INDIAN RIVER COUNTY — The Florida Department of Health in Indian River County walked away from the Florida Blue Foundation’s annual Sapphire Awards dinner at the Bonaventure Resort in Weston last week with a dramatic hand-blown blue glass sculpture in one hand and an even more dramatic check for $100,000 in the other.

The local health agency topped some 165 nominees statewide to claim the first-place art and money for its Protocol for Assessing Community Excellence for Environmental Health or PACE EH program. The program, which involved many local volunteers, included the cleanup of a toxic waste site where more than 7,000 old tires had been dumped, as well as the demolition of 45 abandoned buildings.

“The money is going directly to the health department,” said Miranda Hawker, the county health department administrator, “and then it’s going directly back out into the community.”

The Florida Blue Foundation, founded in 2001, is a separate philanthropic affiliate of Florida Blue, Florida’s Blue Cross and Blue Shield company. The Foundation says its mission is to improve the health and well-being of all Floridians and their communities. It allocates grants and awards for philanthropic, community-based solutions through its five focus areas of improving: Access to Health Care; Consumer Health; Quality and Safety of Patient Care; Build Healthy, Strong Communities, and Health Care Systems.

Hawker said the efforts of Julianne Price, the Environmental Health Coordinator at the Florida Department of Health in Indian River County, were a principal reason for the first-place award and adds. Indian River Sheriff’s Department Deputy Teddy Floyd as well as scores of volunteers and contractors who gave their time and energy to help with PACE EH projects in the Gifford and Wabasso areas were also responsible in large part for winning the six-figure award.

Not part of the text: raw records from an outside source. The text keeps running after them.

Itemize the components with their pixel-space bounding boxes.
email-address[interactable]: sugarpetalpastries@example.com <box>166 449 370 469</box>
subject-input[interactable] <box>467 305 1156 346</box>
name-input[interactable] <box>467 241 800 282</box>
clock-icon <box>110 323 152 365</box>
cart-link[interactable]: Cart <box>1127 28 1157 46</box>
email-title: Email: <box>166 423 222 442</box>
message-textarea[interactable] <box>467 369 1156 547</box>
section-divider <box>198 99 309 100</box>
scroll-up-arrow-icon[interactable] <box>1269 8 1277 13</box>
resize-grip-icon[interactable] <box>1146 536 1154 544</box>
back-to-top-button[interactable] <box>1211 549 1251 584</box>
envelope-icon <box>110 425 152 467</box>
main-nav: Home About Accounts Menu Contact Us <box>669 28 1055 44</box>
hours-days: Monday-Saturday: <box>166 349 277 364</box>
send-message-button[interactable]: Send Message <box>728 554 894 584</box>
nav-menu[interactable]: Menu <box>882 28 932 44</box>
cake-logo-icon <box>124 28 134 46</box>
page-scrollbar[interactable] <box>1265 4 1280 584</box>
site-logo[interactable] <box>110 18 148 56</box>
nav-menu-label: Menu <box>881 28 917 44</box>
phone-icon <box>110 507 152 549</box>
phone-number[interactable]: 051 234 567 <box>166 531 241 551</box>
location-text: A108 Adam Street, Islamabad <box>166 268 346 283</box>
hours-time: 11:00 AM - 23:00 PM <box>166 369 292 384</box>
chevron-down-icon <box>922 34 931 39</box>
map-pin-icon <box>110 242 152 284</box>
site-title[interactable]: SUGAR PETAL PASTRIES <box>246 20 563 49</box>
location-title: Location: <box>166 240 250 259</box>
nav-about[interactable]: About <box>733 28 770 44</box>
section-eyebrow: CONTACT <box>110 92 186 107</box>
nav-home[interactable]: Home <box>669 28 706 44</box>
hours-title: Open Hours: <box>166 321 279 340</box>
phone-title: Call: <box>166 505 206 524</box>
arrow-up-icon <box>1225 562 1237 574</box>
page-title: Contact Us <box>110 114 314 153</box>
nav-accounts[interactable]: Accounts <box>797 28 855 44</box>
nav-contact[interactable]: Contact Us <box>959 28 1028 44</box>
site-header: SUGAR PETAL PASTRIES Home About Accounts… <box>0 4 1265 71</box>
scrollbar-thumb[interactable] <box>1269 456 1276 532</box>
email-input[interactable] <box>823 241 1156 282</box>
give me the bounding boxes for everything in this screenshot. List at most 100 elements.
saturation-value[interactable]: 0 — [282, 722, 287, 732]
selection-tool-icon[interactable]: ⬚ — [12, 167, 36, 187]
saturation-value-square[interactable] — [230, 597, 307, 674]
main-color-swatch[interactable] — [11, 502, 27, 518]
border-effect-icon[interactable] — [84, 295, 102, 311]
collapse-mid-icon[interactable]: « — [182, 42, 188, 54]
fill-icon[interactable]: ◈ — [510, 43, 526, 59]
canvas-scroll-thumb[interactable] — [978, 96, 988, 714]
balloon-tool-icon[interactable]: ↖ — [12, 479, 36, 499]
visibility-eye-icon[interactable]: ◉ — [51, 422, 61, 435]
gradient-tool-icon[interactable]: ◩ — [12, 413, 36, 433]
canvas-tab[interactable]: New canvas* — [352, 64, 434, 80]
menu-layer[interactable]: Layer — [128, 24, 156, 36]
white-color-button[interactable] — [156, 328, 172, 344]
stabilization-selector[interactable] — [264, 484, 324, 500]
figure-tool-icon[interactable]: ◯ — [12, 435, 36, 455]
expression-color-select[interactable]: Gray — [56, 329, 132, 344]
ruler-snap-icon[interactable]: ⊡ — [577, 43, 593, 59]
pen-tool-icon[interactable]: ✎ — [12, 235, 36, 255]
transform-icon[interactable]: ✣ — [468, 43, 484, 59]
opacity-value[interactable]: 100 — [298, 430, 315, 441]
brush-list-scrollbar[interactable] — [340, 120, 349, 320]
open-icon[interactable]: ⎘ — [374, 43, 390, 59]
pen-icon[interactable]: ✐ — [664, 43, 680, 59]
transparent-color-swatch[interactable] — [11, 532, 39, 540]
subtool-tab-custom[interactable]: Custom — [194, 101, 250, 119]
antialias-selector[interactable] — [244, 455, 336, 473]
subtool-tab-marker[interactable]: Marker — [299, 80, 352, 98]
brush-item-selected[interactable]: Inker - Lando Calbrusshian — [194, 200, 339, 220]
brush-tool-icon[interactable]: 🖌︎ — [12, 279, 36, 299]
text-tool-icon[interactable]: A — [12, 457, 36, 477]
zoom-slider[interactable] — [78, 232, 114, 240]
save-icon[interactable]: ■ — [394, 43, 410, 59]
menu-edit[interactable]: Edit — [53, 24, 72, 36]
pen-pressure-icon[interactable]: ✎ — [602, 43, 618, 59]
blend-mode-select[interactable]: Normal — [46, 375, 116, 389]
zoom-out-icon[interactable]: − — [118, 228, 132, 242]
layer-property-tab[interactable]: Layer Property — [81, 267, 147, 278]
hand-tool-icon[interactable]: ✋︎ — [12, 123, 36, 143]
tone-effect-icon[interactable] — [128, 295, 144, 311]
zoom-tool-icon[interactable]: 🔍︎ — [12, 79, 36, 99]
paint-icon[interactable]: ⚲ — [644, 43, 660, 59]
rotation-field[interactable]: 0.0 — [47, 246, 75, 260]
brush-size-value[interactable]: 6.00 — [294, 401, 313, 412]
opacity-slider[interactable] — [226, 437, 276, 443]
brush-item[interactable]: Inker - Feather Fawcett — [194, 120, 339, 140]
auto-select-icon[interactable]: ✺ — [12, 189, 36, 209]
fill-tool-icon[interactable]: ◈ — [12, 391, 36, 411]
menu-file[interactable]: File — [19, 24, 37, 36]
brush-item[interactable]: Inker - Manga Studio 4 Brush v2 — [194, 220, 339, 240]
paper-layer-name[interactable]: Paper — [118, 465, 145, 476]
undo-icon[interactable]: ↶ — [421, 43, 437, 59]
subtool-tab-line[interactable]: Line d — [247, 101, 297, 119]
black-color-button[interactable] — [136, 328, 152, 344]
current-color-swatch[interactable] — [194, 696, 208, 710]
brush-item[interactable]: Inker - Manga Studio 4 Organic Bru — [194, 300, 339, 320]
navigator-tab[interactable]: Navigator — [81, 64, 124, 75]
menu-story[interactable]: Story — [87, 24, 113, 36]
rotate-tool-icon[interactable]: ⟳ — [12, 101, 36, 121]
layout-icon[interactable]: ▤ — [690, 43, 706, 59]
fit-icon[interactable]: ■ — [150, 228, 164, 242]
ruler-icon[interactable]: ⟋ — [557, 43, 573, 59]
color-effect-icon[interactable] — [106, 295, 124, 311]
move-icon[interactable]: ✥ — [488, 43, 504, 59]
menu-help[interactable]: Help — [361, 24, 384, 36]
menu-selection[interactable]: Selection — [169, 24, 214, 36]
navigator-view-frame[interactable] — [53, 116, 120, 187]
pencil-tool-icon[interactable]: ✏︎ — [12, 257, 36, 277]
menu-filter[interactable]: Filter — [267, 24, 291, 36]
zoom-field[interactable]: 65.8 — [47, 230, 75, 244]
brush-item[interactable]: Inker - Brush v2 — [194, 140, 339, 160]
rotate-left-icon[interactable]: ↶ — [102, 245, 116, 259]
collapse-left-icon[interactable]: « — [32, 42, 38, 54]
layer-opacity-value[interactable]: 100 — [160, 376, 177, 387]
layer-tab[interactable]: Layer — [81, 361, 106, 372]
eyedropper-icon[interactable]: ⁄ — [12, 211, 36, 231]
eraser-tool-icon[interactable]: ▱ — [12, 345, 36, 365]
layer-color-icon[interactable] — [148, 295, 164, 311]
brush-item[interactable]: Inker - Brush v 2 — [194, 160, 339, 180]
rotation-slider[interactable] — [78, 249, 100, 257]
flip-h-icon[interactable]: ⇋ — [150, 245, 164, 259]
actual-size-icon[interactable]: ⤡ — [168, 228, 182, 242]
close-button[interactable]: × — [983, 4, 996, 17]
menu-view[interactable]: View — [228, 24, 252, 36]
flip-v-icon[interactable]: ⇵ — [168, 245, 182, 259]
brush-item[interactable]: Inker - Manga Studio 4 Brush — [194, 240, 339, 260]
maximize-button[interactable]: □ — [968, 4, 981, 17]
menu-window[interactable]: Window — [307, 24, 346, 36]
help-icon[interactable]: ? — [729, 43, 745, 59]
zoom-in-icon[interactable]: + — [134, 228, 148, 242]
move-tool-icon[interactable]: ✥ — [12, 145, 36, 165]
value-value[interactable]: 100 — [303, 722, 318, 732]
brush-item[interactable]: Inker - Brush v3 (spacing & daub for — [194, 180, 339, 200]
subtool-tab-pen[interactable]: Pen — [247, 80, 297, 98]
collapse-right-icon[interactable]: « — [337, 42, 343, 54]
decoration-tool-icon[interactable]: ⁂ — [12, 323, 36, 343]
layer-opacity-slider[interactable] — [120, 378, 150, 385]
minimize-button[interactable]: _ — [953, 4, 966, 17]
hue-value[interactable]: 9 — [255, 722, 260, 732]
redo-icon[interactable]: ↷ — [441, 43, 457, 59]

Those efforts included the demolition of 45 abandoned buildings and the construction and rehabilitation of over 90 homes as well as the transformation of the Gifford Health Center into a “child-friendly” facility and the re-vamping of East Gifford Park into a safe recreational facility. Additionally, the PACE EH team led the cleanup of what they called, “a highly toxic site” that was home to more than 7,000 discarded tires and large amounts of hazardous materials.

Providing street lighting, access to safe drinking water and working septic systems have also been a part of the PACE EH program as have providing primary medical and dental care as well as school health and nutrition programs.

The Indian River County group edged out such well known organizations as the Miami Lighthouse for the Blind and Visually Impaired to claim the foundation’s top prize at the April 23 event in Weston.